Santé mentale des jeunes : un rapport appelle à dix mesures d’urgence pour agir plus tôt
Santé mentale des jeunes : un rapport appelle à dix mesures d’urgence pour agir plus tôt

Le constat est sévère et l’alerte appuyée. Un rapport remis au ministère de la Santé et rendu public le 25 février préconise dix mesures d’urgence pour renforcer l’intervention précoce en santé mentale chez les jeunes. À l’origine du document, les psychiatres Rachel Bocher et Marie-Odile Krebs, aux côtés d’Angèle Malâtre-Lansac pour l’Alliance de la santé mentale, insistent sur une priorité claire, intervenir dès les premiers signes pour éviter des trajectoires psychiatriques lourdes.

Les chiffres avancés sont préoccupants. Les troubles psychiques constituent la première cause de morbidité et de handicap chez les 15-25 ans. Entre 63 et 75 % des troubles psychiatriques apparaissent avant 25 ans. En l’absence de prise en charge rapide, environ un tiers des jeunes présentant des symptômes psychotiques atténués évolueraient vers un trouble psychotique avéré. Or, en France, les délais d’accès aux soins sont jugés excessifs, deux à cinq ans pour des troubles psychotiques débutants, et jusqu’à dix ans pour des troubles bipolaires, alors que les recommandations internationales évoquent une intervention dans les trois mois.

Un système jugé illisible et inégalitaire

Le rapport pointe un paysage institutionnel fragmenté, qualifié de « millefeuille », où se multiplient les dispositifs sans coordination claire. Les ruptures entre pédopsychiatrie et psychiatrie adulte compliquent les parcours, tandis que les inégalités territoriales accentuent les difficultés d’accès aux soins. L’absence de pilotage national structuré est également mise en cause.

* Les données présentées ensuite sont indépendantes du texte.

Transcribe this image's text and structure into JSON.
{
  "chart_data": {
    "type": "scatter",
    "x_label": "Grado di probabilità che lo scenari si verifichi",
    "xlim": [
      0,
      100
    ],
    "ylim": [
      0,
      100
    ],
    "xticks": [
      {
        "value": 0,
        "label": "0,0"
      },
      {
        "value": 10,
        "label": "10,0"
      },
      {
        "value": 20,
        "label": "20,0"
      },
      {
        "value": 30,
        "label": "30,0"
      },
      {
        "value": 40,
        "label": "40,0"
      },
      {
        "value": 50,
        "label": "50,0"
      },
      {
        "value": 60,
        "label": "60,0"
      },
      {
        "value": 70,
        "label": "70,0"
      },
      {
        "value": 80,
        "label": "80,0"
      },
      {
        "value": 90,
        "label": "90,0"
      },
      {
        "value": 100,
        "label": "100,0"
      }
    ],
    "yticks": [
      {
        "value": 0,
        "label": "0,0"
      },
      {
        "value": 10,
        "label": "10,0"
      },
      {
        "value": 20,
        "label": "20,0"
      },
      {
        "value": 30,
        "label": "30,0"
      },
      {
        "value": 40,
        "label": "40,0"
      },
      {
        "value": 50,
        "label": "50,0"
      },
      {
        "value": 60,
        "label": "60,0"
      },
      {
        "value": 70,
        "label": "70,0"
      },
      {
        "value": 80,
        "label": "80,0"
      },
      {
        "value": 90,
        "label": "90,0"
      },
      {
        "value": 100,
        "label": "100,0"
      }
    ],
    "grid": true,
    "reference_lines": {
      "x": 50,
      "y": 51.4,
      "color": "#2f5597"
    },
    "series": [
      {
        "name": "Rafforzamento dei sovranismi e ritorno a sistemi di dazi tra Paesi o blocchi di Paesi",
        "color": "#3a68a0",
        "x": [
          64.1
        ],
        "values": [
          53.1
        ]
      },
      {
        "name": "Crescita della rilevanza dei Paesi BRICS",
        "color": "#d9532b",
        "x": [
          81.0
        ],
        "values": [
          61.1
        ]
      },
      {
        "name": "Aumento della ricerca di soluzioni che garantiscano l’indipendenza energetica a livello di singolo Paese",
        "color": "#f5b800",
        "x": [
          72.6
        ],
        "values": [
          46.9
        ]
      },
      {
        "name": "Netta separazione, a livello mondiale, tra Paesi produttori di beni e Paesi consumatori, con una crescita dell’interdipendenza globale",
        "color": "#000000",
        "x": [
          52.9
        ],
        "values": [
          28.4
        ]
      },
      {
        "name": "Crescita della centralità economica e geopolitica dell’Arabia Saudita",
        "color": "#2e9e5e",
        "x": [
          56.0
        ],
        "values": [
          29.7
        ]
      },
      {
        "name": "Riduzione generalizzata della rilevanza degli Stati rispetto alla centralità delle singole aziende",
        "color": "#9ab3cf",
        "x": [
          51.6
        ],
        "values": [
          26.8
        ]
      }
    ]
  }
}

Pour répondre à ces failles, les autrices proposent la création d’un centre national ressource dédié à l’intervention précoce. Cette structure aurait pour mission de définir un cadre commun, d’harmoniser les pratiques, de coordonner la formation des professionnels et de suivre des indicateurs de qualité. L’objectif affiché est d’éviter les disparités locales et de garantir une cohérence à l’échelle du territoire.

Le rapport recommande par ailleurs un maillage territorial organisé autour de bassins de population de 200 000 à 300 000 habitants, complété par des centres régionaux capables de gérer les situations complexes. Cette organisation s’inspire de modèles développés depuis trente ans dans des pays comme l’Australie, le Royaume-Uni ou le Canada, où les programmes de détection et d’intervention précoce ont permis de réduire hospitalisations, rechutes et coûts globaux.

Former, financer, associer les familles

Au-delà de la structuration institutionnelle, les spécialistes appellent à une formation massive de tous les professionnels en contact avec les jeunes, qu’ils interviennent dans l’éducation, la santé ou le secteur social. Le développement d’outils numériques de dépistage et de téléconsultation est également encouragé afin de faciliter l’accès aux premiers conseils et à l’orientation.

Le rapport insiste sur la nécessité d’un financement pluriannuel stable pour éviter les expérimentations sans lendemain. Il souligne aussi l’importance d’associer davantage les jeunes et leurs familles à la conception des dispositifs afin d’en améliorer la lisibilité et l’adhésion.

L’enjeu dépasse la simple accélération du diagnostic. Les autrices estiment qu’il s’agit d’engager une transformation profonde des pratiques, en passant d’une logique souvent tardive et hospitalo-centrée à une approche proactive, coordonnée et ancrée dans les territoires. Face à une génération exposée à des fragilités multiples, l’intervention précoce apparaît comme un levier décisif pour limiter les ruptures scolaires, sociales et professionnelles liées aux troubles psychiques.